Born a Crime is the story of a mischievous young boy who grows into a restless young man as he struggles to find himself in a world where he was never supposed to exist. It is also the story of that young man’s relationship with his fearless, rebellious, and fervently religious mother—his teammate, a woman determined to save her son from the cycle of poverty, violence, and abuse that would ultimately threaten her own life.
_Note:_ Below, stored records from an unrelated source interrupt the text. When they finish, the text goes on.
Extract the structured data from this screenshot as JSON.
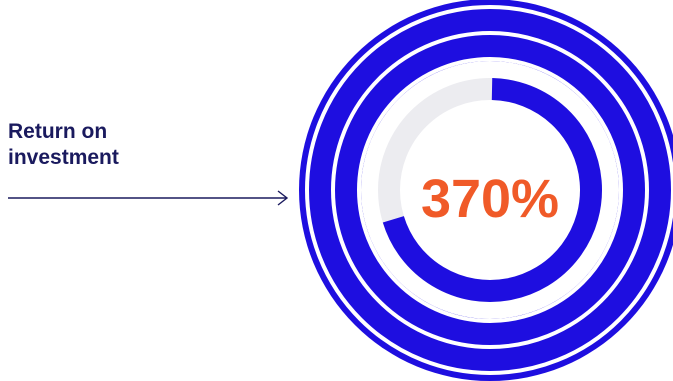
{
  "label": {
    "line1": "Return on",
    "line2": "investment"
  },
  "chart_data": {
    "type": "radial",
    "title": "",
    "annotation": "Return on investment",
    "center_label": "370%",
    "value_percent": 370,
    "full_rings": 3,
    "partial_ring_percent": 70
  },
  "colors": {
    "ring": "#1e0ee0",
    "track": "#ececf0",
    "center_text": "#f05a28",
    "label_text": "#1a1a5e",
    "arrow": "#1a1a5e"
  }
}
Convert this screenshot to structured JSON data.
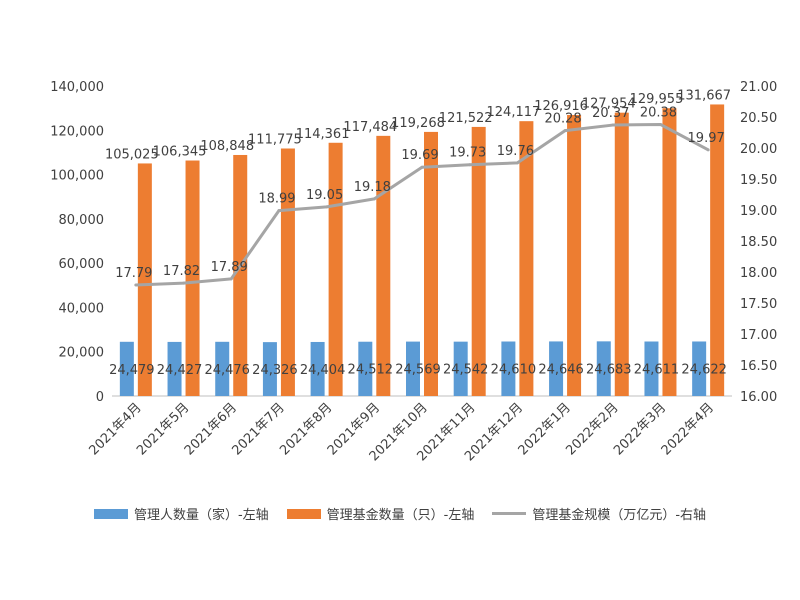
{
  "colors": {
    "people": "#5b9bd5",
    "funds": "#ed7d31",
    "scale": "#a5a5a5",
    "text": "#404040",
    "axis": "#bfbfbf"
  },
  "legend": [
    {
      "label": "管理人数量（家）-左轴",
      "kind": "bar",
      "color": "#5b9bd5"
    },
    {
      "label": "管理基金数量（只）-左轴",
      "kind": "bar",
      "color": "#ed7d31"
    },
    {
      "label": "管理基金规模（万亿元）-右轴",
      "kind": "line",
      "color": "#a5a5a5"
    }
  ],
  "chart_data": {
    "type": "bar+line",
    "categories": [
      "2021年4月",
      "2021年5月",
      "2021年6月",
      "2021年7月",
      "2021年8月",
      "2021年9月",
      "2021年10月",
      "2021年11月",
      "2021年12月",
      "2022年1月",
      "2022年2月",
      "2022年3月",
      "2022年4月"
    ],
    "series": [
      {
        "name": "管理人数量（家）-左轴",
        "type": "bar",
        "axis": "left",
        "values": [
          24479,
          24427,
          24476,
          24326,
          24404,
          24512,
          24569,
          24542,
          24610,
          24646,
          24683,
          24611,
          24622
        ],
        "labels": [
          "24,479",
          "24,427",
          "24,476",
          "24,326",
          "24,404",
          "24,512",
          "24,569",
          "24,542",
          "24,610",
          "24,646",
          "24,683",
          "24,611",
          "24,622"
        ]
      },
      {
        "name": "管理基金数量（只）-左轴",
        "type": "bar",
        "axis": "left",
        "values": [
          105025,
          106345,
          108848,
          111775,
          114361,
          117484,
          119268,
          121522,
          124117,
          126916,
          127954,
          129955,
          131667
        ],
        "labels": [
          "105,025",
          "106,345",
          "108,848",
          "111,775",
          "114,361",
          "117,484",
          "119,268",
          "121,522",
          "124,117",
          "126,916",
          "127,954",
          "129,955",
          "131,667"
        ]
      },
      {
        "name": "管理基金规模（万亿元）-右轴",
        "type": "line",
        "axis": "right",
        "values": [
          17.79,
          17.82,
          17.89,
          18.99,
          19.05,
          19.18,
          19.69,
          19.73,
          19.76,
          20.28,
          20.37,
          20.38,
          19.97
        ],
        "labels": [
          "17.79",
          "17.82",
          "17.89",
          "18.99",
          "19.05",
          "19.18",
          "19.69",
          "19.73",
          "19.76",
          "20.28",
          "20.37",
          "20.38",
          "19.97"
        ]
      }
    ],
    "left_axis": {
      "min": 0,
      "max": 140000,
      "ticks": [
        0,
        20000,
        40000,
        60000,
        80000,
        100000,
        120000,
        140000
      ],
      "tick_labels": [
        "0",
        "20,000",
        "40,000",
        "60,000",
        "80,000",
        "100,000",
        "120,000",
        "140,000"
      ]
    },
    "right_axis": {
      "min": 16,
      "max": 21,
      "ticks": [
        16,
        16.5,
        17,
        17.5,
        18,
        18.5,
        19,
        19.5,
        20,
        20.5,
        21
      ],
      "tick_labels": [
        "16.00",
        "16.50",
        "17.00",
        "17.50",
        "18.00",
        "18.50",
        "19.00",
        "19.50",
        "20.00",
        "20.50",
        "21.00"
      ]
    },
    "grid": false,
    "legend_position": "bottom"
  }
}
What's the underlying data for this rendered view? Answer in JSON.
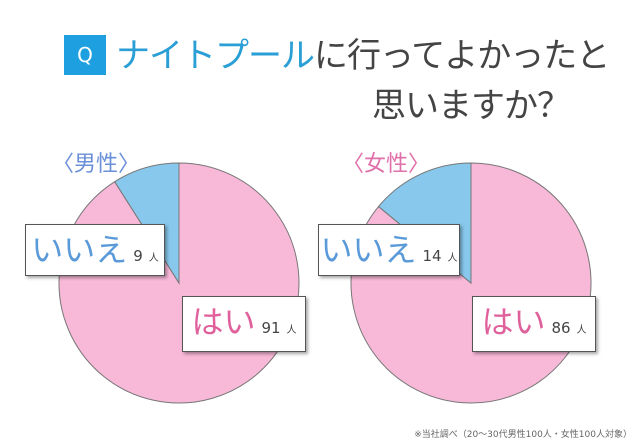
{
  "title": {
    "q": "Q",
    "highlight": "ナイトプール",
    "rest": "に行ってよかったと",
    "line2": "思いますか？"
  },
  "footnote": "※当社調べ（20〜30代男性100人・女性100人対象）",
  "colors": {
    "yes": "#f8b8d8",
    "no": "#88c8ec",
    "male_label": "#6a90d8",
    "female_label": "#e070aa",
    "yes_text": "#e0609c",
    "no_text": "#5a9ad8"
  },
  "chart_data": [
    {
      "type": "pie",
      "title": "〈男性〉",
      "categories": [
        "はい",
        "いいえ"
      ],
      "values": [
        91,
        9
      ],
      "value_labels": [
        "91",
        "9"
      ],
      "unit": "人"
    },
    {
      "type": "pie",
      "title": "〈女性〉",
      "categories": [
        "はい",
        "いいえ"
      ],
      "values": [
        86,
        14
      ],
      "value_labels": [
        "86",
        "14"
      ],
      "unit": "人"
    }
  ]
}
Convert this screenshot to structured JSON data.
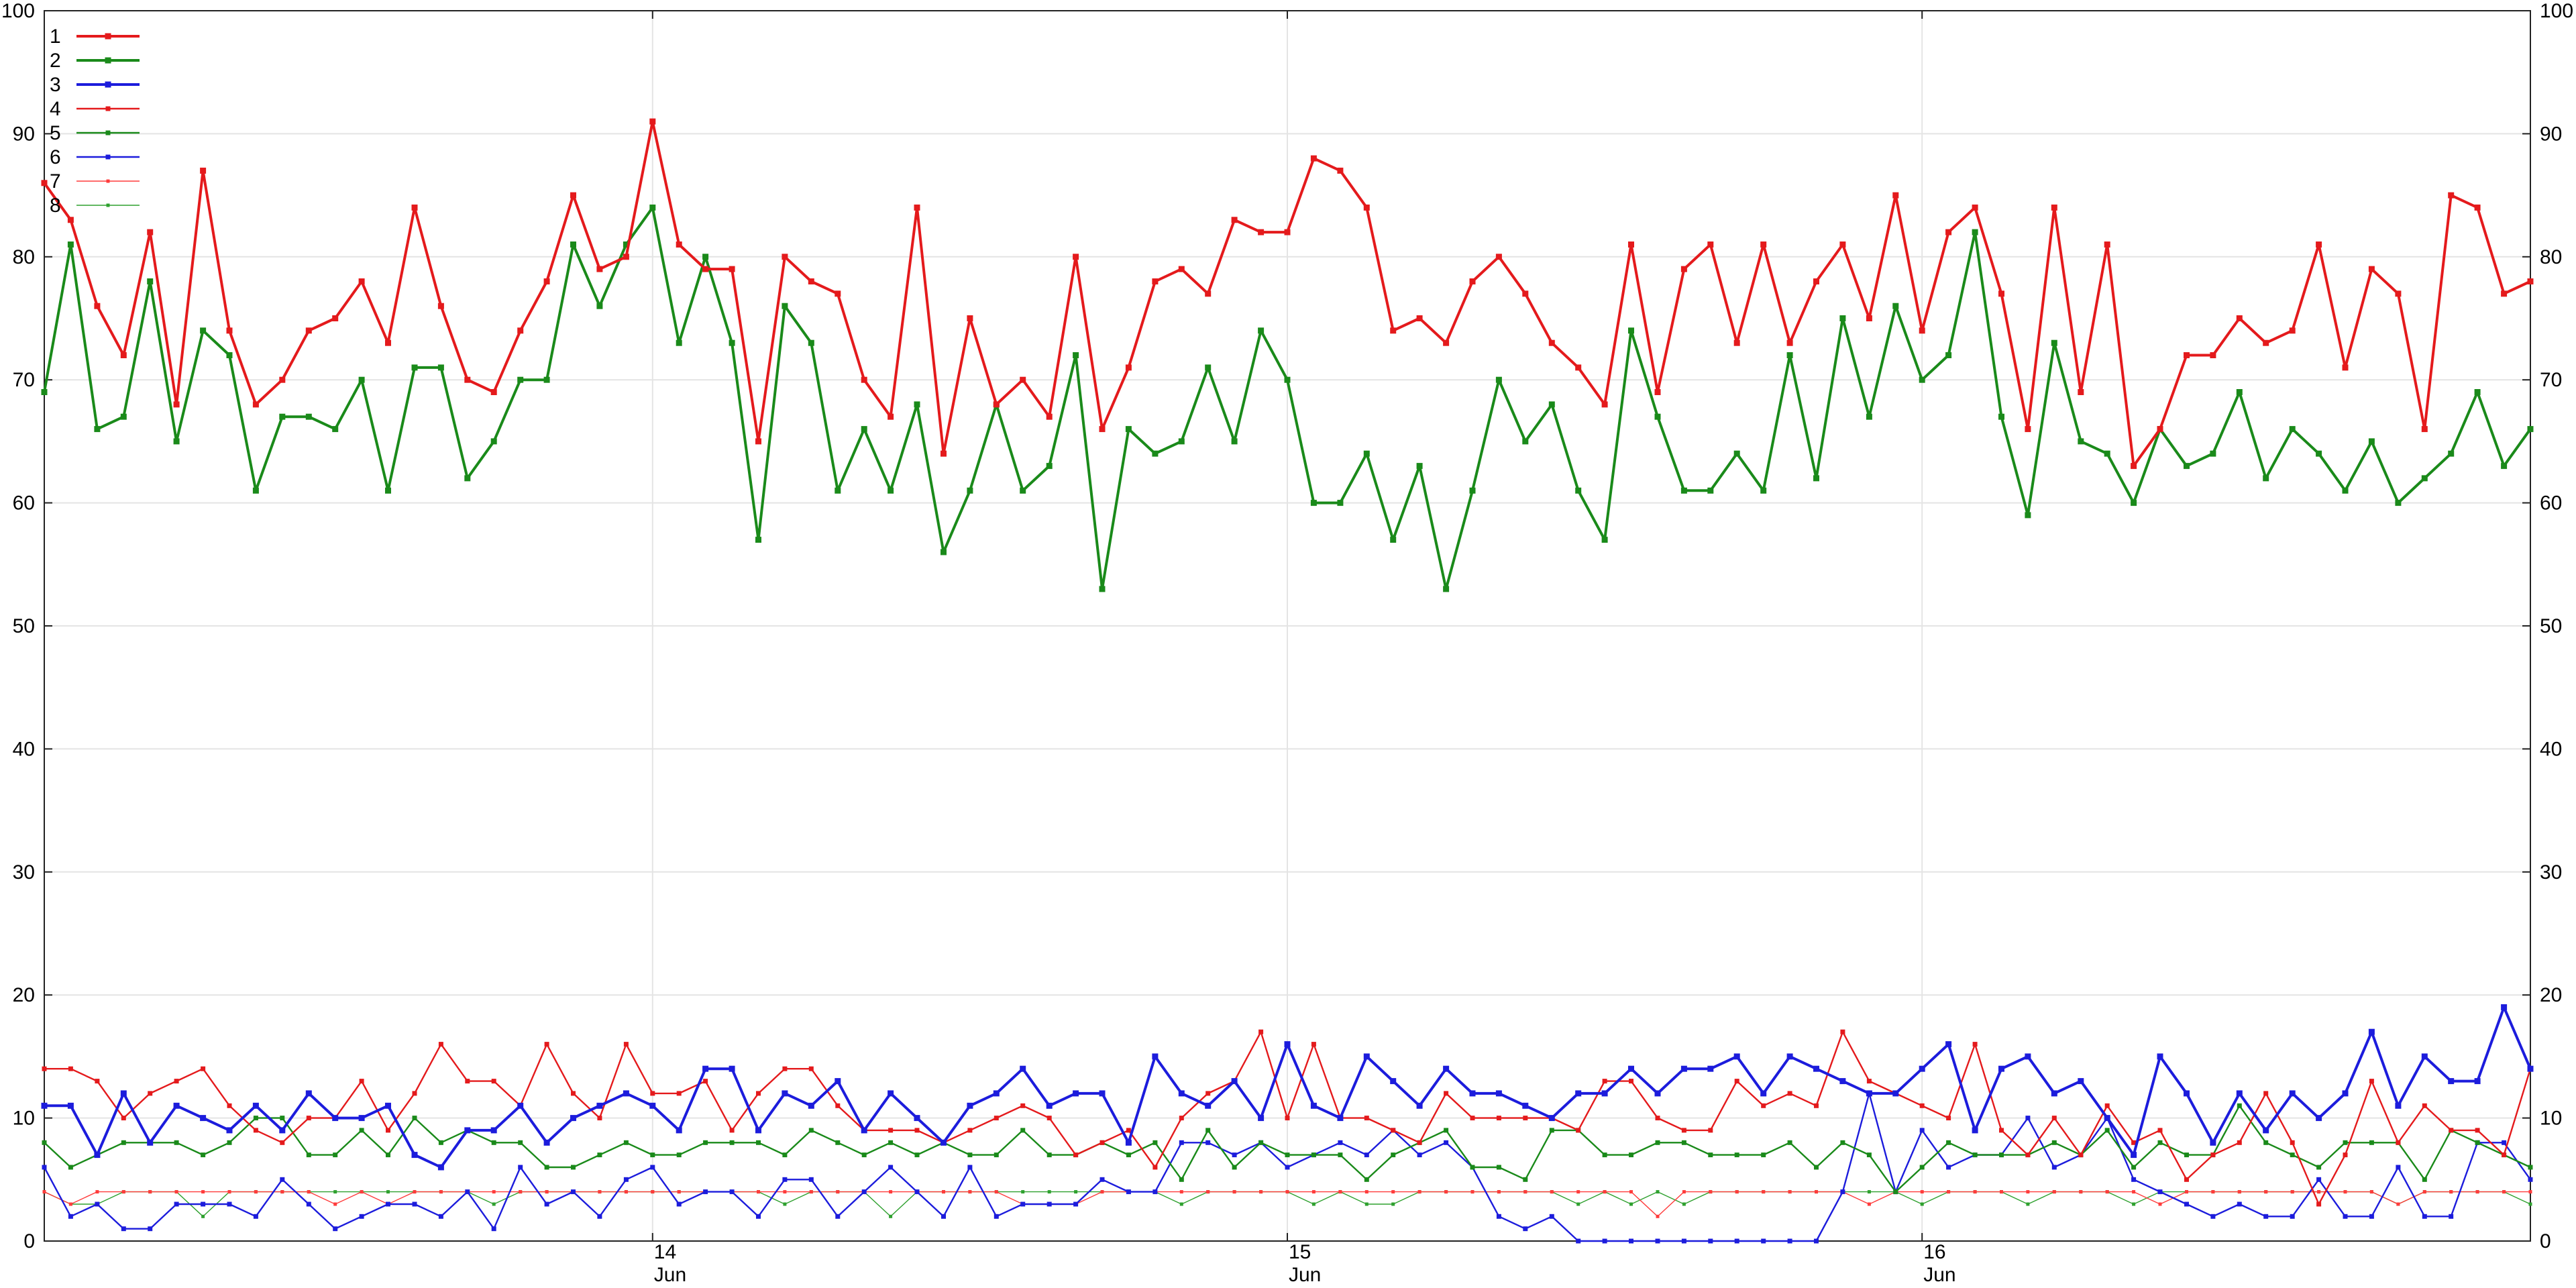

The stories collected here are by turns hilarious, dramatic, and deeply affecting. Whether subsisting on caterpillars for dinner during hard times, being thrown from a moving car during an attempted kidnapping, or just trying to survive the life-and-death pitfalls of dating in high school, Trevor illuminates his curious world with an incisive wit and unflinching honesty. His stories weave together to form a moving and searingly funny portrait of a boy making his way through a damaged world in a dangerous time, armed only with a keen sense of humor and a mother’s unconventional, unconditional love.
APPLE BOOKS REVIEW
As the son of a black woman and a white man, The Daily Show’s Trevor Noah was an affront to South Africa's Apartheid government. But Noah's mom is a formidable figure, and the TV host’s recollections of childhood are inextricably bound to her fearless determination and sometimes crazy antics. With his trademark comedic wit, Noah navigates the heartbreaking realities of growing up in a racist regime. From caterpillars for dinner to the angst of high school dating, this unconventional coming-of-age story is as touching as it is amusing.
PUBLISHERS WEEKLY
Having thoroughly mined his South African upbringing in his standup comedy and monologues on The Daily Show, Noah here tells the whole story in this witty and revealing autobiography. Born to a black African mother and a white Swedish father, Noah violated the Immorality Act of 1927, which outlawed interracial relationships. Though apartheid ended a decade after Noah's birth, its legacy lived on in the country's nigh-inescapable ghettos and perpetual racial conflicts, continuing to affect his life as he came of age. Noah's story is the story of modern South Africa; though he enjoyed some privileges of the region's slow Westernization, his formative years were shaped by poverty, injustice, and violence. Noah is quick with a disarming joke, and he skillfully integrates the parallel narratives via interstitial asides between chapters to explain the finer details of African culture and history for the uninformed. Perhaps the most harrowing tales are those of his abusive stepfather, which form the book's final act (and which Noah cleverly foreshadows throughout earlier chapters), but equally prominent are the laugh-out-loud yarns about going to the prom, and the differences between "White Church" and "Black Church."